We’ve always felt that advertising should feel like a conversation between a brand and a person. The best examples of persuasive communications are usually designed to connect to a single individual, even in political speeches written for the masses (“Ask not what your country can do for you...”).
Often in the attempt to talk to a target audience, advertisers can succomb to thinking of their consumers as a literal mass of people instead of a collection of individuals. The advertising messages get crafted for a “they.” The problem with this approach is that, with some exceptions, there really is no “they” reading your ad, visiting your site, listening to your radio spot or watching your commercial. There is only a person (or a succession of many individuals) who will come across your messages.

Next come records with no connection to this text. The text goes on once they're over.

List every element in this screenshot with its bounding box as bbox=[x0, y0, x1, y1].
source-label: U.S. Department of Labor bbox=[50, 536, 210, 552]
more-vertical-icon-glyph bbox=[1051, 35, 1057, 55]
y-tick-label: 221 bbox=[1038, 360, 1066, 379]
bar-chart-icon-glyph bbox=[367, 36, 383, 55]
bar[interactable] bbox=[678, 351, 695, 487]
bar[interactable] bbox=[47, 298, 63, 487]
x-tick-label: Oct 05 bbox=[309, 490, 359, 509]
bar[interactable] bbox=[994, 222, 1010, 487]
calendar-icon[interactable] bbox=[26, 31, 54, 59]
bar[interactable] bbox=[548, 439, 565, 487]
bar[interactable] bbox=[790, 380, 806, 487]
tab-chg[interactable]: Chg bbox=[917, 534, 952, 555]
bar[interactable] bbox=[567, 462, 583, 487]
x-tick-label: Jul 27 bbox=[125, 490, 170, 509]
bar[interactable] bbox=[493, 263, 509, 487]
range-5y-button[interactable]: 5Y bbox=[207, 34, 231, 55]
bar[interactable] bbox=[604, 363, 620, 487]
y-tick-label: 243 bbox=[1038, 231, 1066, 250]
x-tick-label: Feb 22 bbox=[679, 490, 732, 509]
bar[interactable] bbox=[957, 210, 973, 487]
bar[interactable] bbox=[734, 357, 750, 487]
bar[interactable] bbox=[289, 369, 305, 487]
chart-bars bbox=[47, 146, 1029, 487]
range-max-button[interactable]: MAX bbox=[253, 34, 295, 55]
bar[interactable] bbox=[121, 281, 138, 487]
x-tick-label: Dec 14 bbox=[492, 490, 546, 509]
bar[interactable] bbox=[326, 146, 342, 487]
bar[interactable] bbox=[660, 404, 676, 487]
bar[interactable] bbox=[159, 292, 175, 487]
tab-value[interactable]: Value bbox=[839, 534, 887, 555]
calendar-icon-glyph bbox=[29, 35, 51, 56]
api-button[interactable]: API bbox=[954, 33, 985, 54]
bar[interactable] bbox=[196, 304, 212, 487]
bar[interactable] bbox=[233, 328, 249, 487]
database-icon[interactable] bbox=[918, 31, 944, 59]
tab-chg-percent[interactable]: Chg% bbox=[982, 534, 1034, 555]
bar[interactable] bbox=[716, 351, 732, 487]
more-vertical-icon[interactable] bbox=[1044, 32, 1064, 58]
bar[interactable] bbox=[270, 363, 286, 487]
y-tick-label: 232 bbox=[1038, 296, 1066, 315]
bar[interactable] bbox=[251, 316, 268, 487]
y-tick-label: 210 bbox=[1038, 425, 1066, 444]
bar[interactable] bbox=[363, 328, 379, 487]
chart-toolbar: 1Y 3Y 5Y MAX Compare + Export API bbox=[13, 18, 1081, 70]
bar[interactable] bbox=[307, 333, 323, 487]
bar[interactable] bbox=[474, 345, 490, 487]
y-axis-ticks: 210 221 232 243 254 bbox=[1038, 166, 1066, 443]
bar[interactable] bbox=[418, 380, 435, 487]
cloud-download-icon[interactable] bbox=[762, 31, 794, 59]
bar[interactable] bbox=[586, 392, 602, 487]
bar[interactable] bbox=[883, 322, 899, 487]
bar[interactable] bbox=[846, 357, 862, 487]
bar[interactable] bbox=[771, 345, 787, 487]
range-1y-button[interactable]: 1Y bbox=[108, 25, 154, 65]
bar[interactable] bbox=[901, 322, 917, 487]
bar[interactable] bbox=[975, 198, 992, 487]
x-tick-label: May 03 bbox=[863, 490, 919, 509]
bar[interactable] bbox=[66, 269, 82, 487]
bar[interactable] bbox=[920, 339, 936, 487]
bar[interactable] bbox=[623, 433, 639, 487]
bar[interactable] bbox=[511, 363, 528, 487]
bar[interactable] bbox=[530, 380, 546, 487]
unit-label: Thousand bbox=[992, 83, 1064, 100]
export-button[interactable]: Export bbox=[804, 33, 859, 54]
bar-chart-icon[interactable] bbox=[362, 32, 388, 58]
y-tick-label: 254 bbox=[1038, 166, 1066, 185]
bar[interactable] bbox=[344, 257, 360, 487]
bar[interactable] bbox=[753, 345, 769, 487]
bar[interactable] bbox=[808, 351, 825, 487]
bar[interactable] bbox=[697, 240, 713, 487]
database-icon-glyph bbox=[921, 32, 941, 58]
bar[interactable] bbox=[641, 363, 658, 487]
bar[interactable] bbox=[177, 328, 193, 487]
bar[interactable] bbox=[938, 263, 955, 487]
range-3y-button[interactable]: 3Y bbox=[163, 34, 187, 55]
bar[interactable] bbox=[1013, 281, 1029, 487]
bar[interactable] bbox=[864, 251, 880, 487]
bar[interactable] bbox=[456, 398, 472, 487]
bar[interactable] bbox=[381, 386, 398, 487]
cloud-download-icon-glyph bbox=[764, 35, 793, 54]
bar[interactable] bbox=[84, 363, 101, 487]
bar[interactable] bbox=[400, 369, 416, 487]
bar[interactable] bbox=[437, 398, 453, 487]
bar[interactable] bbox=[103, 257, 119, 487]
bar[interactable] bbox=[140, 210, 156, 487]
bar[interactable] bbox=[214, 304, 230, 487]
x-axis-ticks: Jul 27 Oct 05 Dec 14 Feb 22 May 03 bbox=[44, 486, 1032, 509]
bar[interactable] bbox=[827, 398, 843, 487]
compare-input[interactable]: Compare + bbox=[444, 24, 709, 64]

As part of the strategic process we do with our clients, we ask them to think of a certain key individual (usually their best customer) when thinking of their offering. The idea is to guide the thought process to this insight: “My brand would succeed even more if I just had more customers like this key person.”
So what would that one key person want to hear from your brand in order to compel him or her to take action? That’s the start of your conversation with each one of your future customers.

Return on Investment (ROI) is the age-old conundrum of advertising and the root of the famous quote from John Wanamaker: “I know that half the money I spend on advertising is wasted, but I can never find out which half.” Of course, in this day and age, this quote no longer amuses people. It annoys them.
The simplest way to explain that you can’t always directly measure the ROI from your marketing is by using the time-tested “AIDA” model of the consumer purchasing process. This model says that in every purchase decision a customer goes through these four stages:
1. Awareness: A customer becomes conscious of your product/service
2. Interest: Something about you or your product interests them
3. Desire: They actively seek your product
4. Action: They buy
For consumers, this process can happen in an instant (deciding where to eat lunch) and other times it takes weeks, months or even years (picking a vacation spot, buying a house or a car). This brings us to the main point of creating a brand. Most successful marketers realize that if they can create a space in people’s minds for their brands; when they do market specific products and/or need a short-term purchase, they can start at Step 2 or even 3. They don’t have to work as hard to get to Step 4 because people are already aware of and interested in their products.
This, obviously, is what you are trying to do by creating a consistent, ongoing umbrella message that is more emotionally compelling and less product specific. You’re investing in your brand’s value.
Now comes the dilemma. You can’t directly measure the first three steps in the short-term without some sort of research because your target hasn’t done anything you can measure. But you will see the long-term payoff in your investment via repeat business, increases in sales, etc. Even in the long-term, it is difficult to measure directly, because brand value is intangible and hard to quantify.
Ultimately, as a marketer, you have to go on gut, or use an ongoing research tool to measure over time.